Par CAS-INFO

Martin Fayulu a été une nouvelle fois la cible des attaques des forces de sécurité. Arrivé à Lubumbashi où il devait poursuivre sa campagne présidentielle, le candidat de la coalition LAMUKA et son cortège ont été accueilli par plusieurs véhicules de policiers.

Dans une vidéo postée sur les réseaux sociaux par l’équipe de communication de la campagne, on pouvait apercevoir des canons à eau charger les partisans de l’opposant congolais. Tandis que tirs à balles réelles, selon l’opposition, et gaz lacrymogènes, crépitaient causant des victimes et des blessés, selon un bilan non officiel.

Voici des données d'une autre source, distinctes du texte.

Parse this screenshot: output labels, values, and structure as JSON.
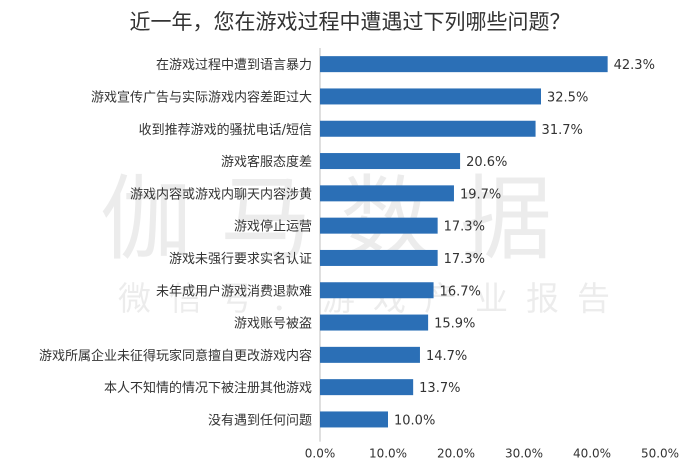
{
  "watermark": {
    "main": "伽马数据",
    "sub": "微信号：游戏产业报告"
  },
  "colors": {
    "bar": "#2b6fb6",
    "axis": "#bfbfbf",
    "label": "#333333"
  },
  "chart_data": {
    "type": "bar",
    "orientation": "horizontal",
    "title": "近一年，您在游戏过程中遭遇过下列哪些问题？",
    "categories": [
      "在游戏过程中遭到语言暴力",
      "游戏宣传广告与实际游戏内容差距过大",
      "收到推荐游戏的骚扰电话/短信",
      "游戏客服态度差",
      "游戏内容或游戏内聊天内容涉黄",
      "游戏停止运营",
      "游戏未强行要求实名认证",
      "未年成用户游戏消费退款难",
      "游戏账号被盗",
      "游戏所属企业未征得玩家同意擅自更改游戏内容",
      "本人不知情的情况下被注册其他游戏",
      "没有遇到任何问题"
    ],
    "values": [
      42.3,
      32.5,
      31.7,
      20.6,
      19.7,
      17.3,
      17.3,
      16.7,
      15.9,
      14.7,
      13.7,
      10.0
    ],
    "value_labels": [
      "42.3%",
      "32.5%",
      "31.7%",
      "20.6%",
      "19.7%",
      "17.3%",
      "17.3%",
      "16.7%",
      "15.9%",
      "14.7%",
      "13.7%",
      "10.0%"
    ],
    "xlim": [
      0,
      50
    ],
    "xticks": [
      0,
      10,
      20,
      30,
      40,
      50
    ],
    "xtick_labels": [
      "0.0%",
      "10.0%",
      "20.0%",
      "30.0%",
      "40.0%",
      "50.0%"
    ],
    "grid": false,
    "legend": "none"
  }
}
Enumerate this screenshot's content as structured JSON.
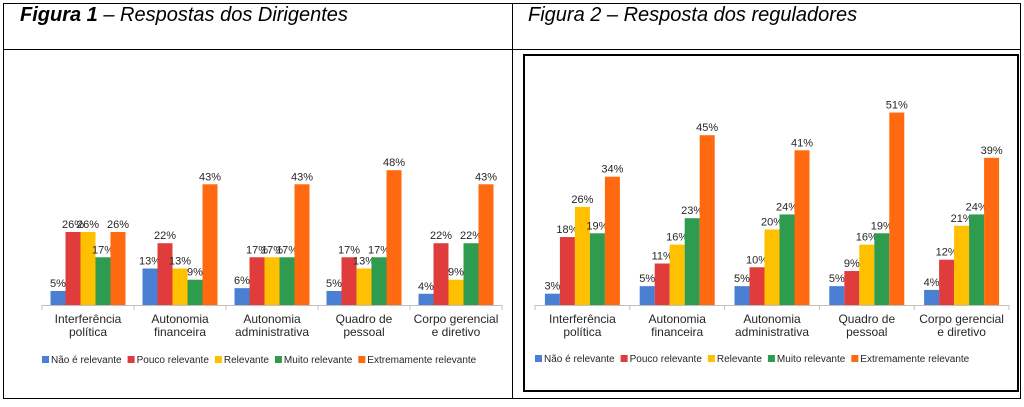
{
  "figures": [
    {
      "caption_number": "Figura 1",
      "caption_rest": " – Respostas dos Dirigentes"
    },
    {
      "caption_number": "Figura 2",
      "caption_rest": " – Resposta dos reguladores"
    }
  ],
  "colors": {
    "Não é relevante": "#4a7fd4",
    "Pouco relevante": "#e03c3c",
    "Relevante": "#ffc000",
    "Muito relevante": "#2e9b4f",
    "Extremamente relevante": "#ff6a10"
  },
  "chart_data": [
    {
      "type": "bar",
      "categories": [
        [
          "Interferência",
          "política"
        ],
        [
          "Autonomia",
          "financeira"
        ],
        [
          "Autonomia",
          "administrativa"
        ],
        [
          "Quadro de",
          "pessoal"
        ],
        [
          "Corpo gerencial",
          "e diretivo"
        ]
      ],
      "series": [
        {
          "name": "Não é relevante",
          "values": [
            5,
            13,
            6,
            5,
            4
          ]
        },
        {
          "name": "Pouco relevante",
          "values": [
            26,
            22,
            17,
            17,
            22
          ]
        },
        {
          "name": "Relevante",
          "values": [
            26,
            13,
            17,
            13,
            9
          ]
        },
        {
          "name": "Muito relevante",
          "values": [
            17,
            9,
            17,
            17,
            22
          ]
        },
        {
          "name": "Extremamente relevante",
          "values": [
            26,
            43,
            43,
            48,
            43
          ]
        }
      ],
      "value_suffix": "%",
      "ylim": [
        0,
        52
      ],
      "grid": false,
      "legend_position": "bottom"
    },
    {
      "type": "bar",
      "categories": [
        [
          "Interferência",
          "política"
        ],
        [
          "Autonomia",
          "financeira"
        ],
        [
          "Autonomia",
          "administrativa"
        ],
        [
          "Quadro de",
          "pessoal"
        ],
        [
          "Corpo gerencial",
          "e diretivo"
        ]
      ],
      "series": [
        {
          "name": "Não é relevante",
          "values": [
            3,
            5,
            5,
            5,
            4
          ]
        },
        {
          "name": "Pouco relevante",
          "values": [
            18,
            11,
            10,
            9,
            12
          ]
        },
        {
          "name": "Relevante",
          "values": [
            26,
            16,
            20,
            16,
            21
          ]
        },
        {
          "name": "Muito relevante",
          "values": [
            19,
            23,
            24,
            19,
            24
          ]
        },
        {
          "name": "Extremamente relevante",
          "values": [
            34,
            45,
            41,
            51,
            39
          ]
        }
      ],
      "value_suffix": "%",
      "ylim": [
        0,
        53
      ],
      "grid": false,
      "legend_position": "bottom"
    }
  ]
}
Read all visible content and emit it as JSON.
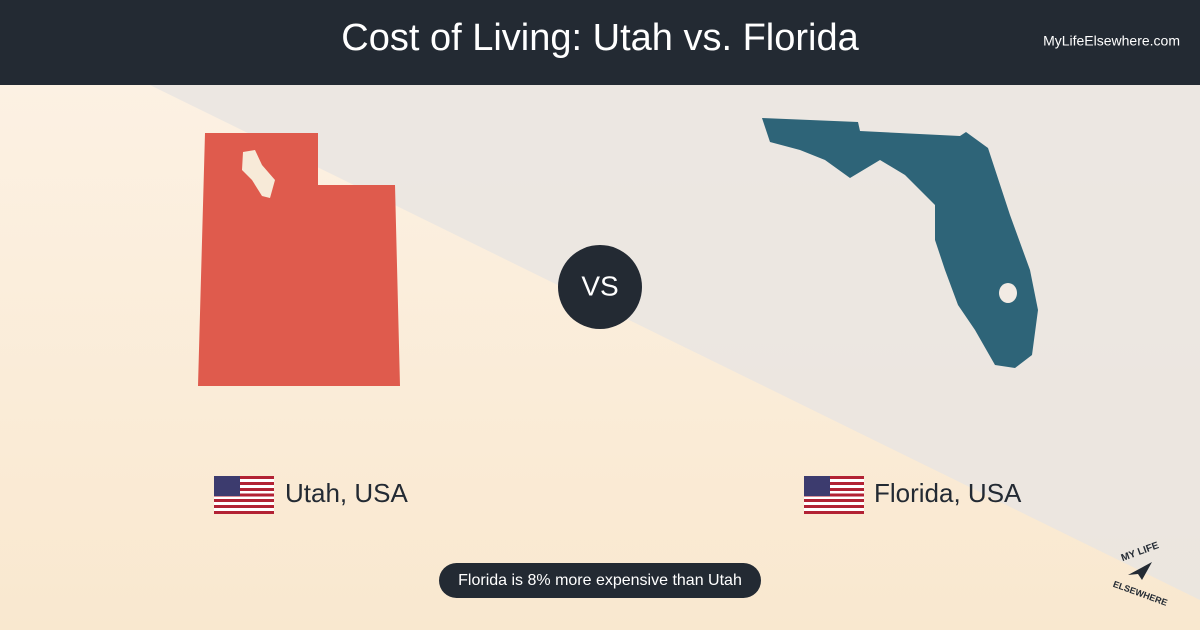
{
  "header": {
    "title": "Cost of Living: Utah vs. Florida",
    "site": "MyLifeElsewhere.com"
  },
  "left": {
    "label": "Utah, USA"
  },
  "right": {
    "label": "Florida, USA"
  },
  "vs": "VS",
  "summary": "Florida is 8% more expensive than Utah",
  "logo": {
    "top": "MY LIFE",
    "bottom": "ELSEWHERE"
  }
}
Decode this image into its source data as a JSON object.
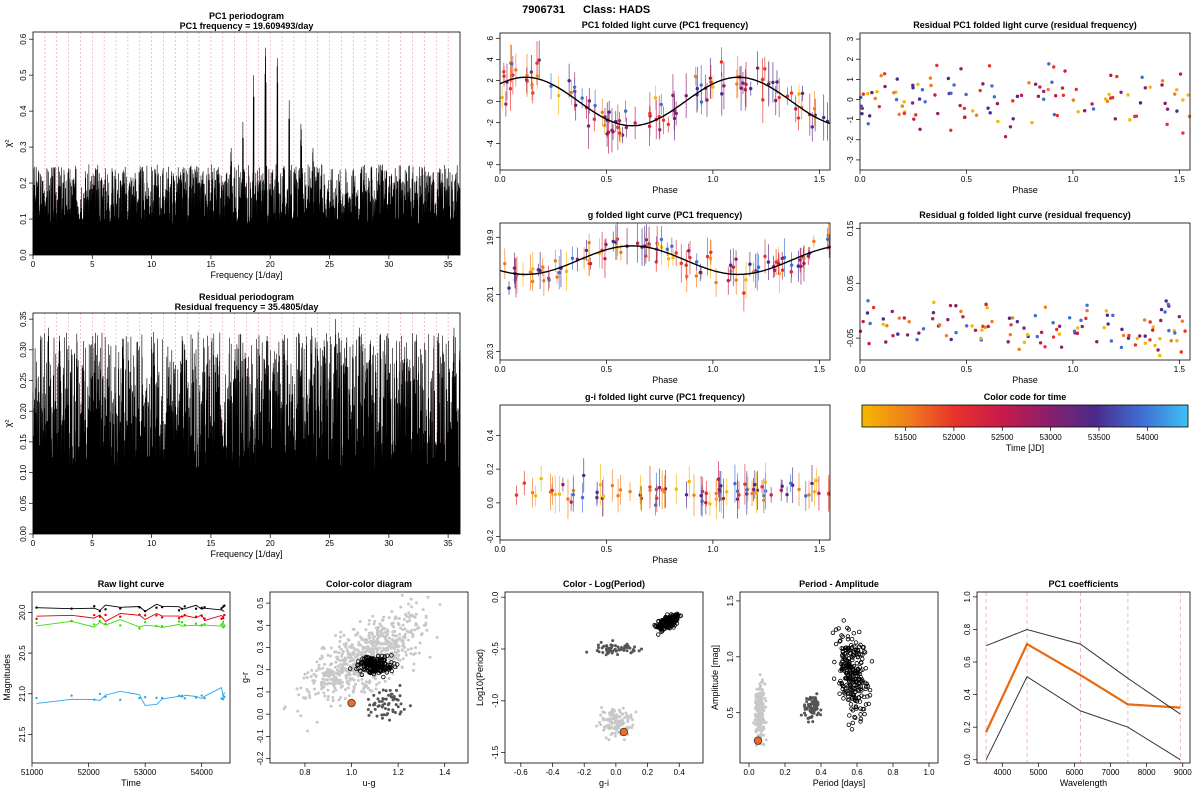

Obligé une nouvelle fois à trouver refuge dans le véhiculer qui le transpirait, le fondateur de l’Écidé a, à l’aide d’un téléphone portable, interpelé la Communauté internationale, notamment, Leila Zerrouguii, la chef de la Monusco qu’il a accusé d’avoir ignoré ses appels.

« On nous a empêché d’aller à Kindu, maintenant nous sommes ici [à Lubumbashi]. Ils ont été dépassés. Alors la seule solution c’est de nous arrêter, d’essayer de nous assassiner, de déranger les paisibles citoyens pour que nous ne puissions pas continuer », a ensuite déclaré Martin Fayulu aux médias.

Pas de quoi le décourager, l’opposant a lancé un appel à ses électeurs à rester mobilisés assurant « vouloir aller jusqu’au bout ». Empêché de se rendre dans le fief du candidat du pouvoir Emmanuel Shadary, Martin Fayulu espérait triompher dans celui de Moïse Katumbi. L’ex gouverneur qui lui apporte son soutien compte encore ici des nombreux supporters. Mais la Police semble en avoir décidé autrement.